Ziwe pulls no punches when it comes to Karens and white feminism: “We are socialized to never speak about race, especially not on-camera and especially not for your professional living,” says Ziwe. “I wanted to really subvert these conversations. Every single person I know can relate to being cornered at a bar and someone white is talking to them about their ‘Black friend.’ And you’re like, ‘What are you talking about?' I wanted to bring that sort of awkwardness and absurdity on-screen, in a way that translates so that people can realize how truly wild it is. That’s what my comedy aims to do. And sometimes I’m successful, and sometimes I’m not. But that’s definitely the aim.”

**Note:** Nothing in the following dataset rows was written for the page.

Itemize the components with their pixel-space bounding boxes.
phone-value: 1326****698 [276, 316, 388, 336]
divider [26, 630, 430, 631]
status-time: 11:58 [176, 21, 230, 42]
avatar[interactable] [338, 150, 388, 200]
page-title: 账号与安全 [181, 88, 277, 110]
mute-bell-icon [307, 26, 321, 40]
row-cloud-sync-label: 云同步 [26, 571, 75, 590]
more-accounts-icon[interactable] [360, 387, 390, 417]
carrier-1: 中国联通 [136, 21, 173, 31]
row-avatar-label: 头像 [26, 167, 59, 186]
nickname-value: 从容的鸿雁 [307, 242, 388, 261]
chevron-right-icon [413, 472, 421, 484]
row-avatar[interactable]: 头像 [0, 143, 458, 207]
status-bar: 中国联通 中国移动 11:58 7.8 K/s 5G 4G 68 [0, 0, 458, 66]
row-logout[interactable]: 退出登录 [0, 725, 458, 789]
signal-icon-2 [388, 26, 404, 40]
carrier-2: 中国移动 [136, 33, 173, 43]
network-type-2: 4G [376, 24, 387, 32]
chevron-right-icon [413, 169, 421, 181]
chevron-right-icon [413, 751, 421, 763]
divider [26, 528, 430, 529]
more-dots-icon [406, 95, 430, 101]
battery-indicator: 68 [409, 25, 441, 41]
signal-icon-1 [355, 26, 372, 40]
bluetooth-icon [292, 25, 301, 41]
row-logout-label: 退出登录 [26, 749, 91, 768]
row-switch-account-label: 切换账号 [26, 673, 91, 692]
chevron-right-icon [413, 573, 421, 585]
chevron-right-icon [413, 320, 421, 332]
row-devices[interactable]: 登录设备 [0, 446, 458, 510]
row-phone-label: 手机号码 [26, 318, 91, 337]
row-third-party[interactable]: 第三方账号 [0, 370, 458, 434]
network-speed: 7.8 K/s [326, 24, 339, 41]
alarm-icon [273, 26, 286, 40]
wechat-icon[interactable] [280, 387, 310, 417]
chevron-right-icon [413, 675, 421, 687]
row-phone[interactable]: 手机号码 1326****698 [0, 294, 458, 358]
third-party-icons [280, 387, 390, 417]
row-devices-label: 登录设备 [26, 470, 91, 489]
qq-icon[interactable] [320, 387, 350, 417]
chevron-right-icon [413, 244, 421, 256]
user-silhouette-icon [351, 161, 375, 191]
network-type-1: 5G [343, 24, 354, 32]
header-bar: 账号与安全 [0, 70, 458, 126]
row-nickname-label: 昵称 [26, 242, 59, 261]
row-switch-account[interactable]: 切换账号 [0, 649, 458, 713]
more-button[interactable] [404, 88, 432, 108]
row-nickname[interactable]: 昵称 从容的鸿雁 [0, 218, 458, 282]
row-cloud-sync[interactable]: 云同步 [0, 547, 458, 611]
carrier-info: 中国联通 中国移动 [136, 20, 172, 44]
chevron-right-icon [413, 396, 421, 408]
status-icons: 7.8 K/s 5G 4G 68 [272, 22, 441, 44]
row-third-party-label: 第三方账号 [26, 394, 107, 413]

What Ziwe learned writing for Desus & Mero: "I mean, honestly, the best advice that Desus and Mero gave me was leading by example," she says. "I watched them every day for two years lead a really brilliant, artistic, radical, culturally relevant show. And watching the ways in which they led, I thought there were things that I would try to emulate in my writer’s room. Specifically, the spontaneity of their comedy, as well as how they lead with kindness—that was really impactful for me as a young artist."
Ziwe wants to stand out from the late-night boys' club: ”My show is super-hyper-feminine and very pink," she says. "That was a conscious decision, knowing how late night is traditionally masculine, how it’s mostly guys named Jimmy or John wearing a suit. So how do I undercut that in my own special way?” says Ziwe, who dresses like Elle Woods. She adds: "It wasn’t so much, 'I never want to do this again.' It was more, 'How do I subvert these norms that I’ve become accustomed to, having seen Johnny Carson and David Letterman and Jimmy Fallon and all these people do these traditional shows over the course of several decades?'" What were her comedy influences growing up? "I’ve seen every episode of Arrested Development six times," she says. "I was a huge fan of The Colbert Report. I watched The Colbert Report my freshman year of high school in tandem with reading A Modest Proposal, the Jonathan Swift essay on satire. This was right after the (White House) Correspondents’ Dinner, I believe. And so I was like, you really can say whatever you want, if it’s a joke. I thought that that was such an interesting approach that Stephen (Colbert) had to comedy. And so I’ve always been kind of trying to emulate that. I was a huge Office person. I was a huge 30 Rock person. I watched all of the Disney shows as a kid, like Lizzie McGuire. Britney Spears was my idol as a 7-year-old."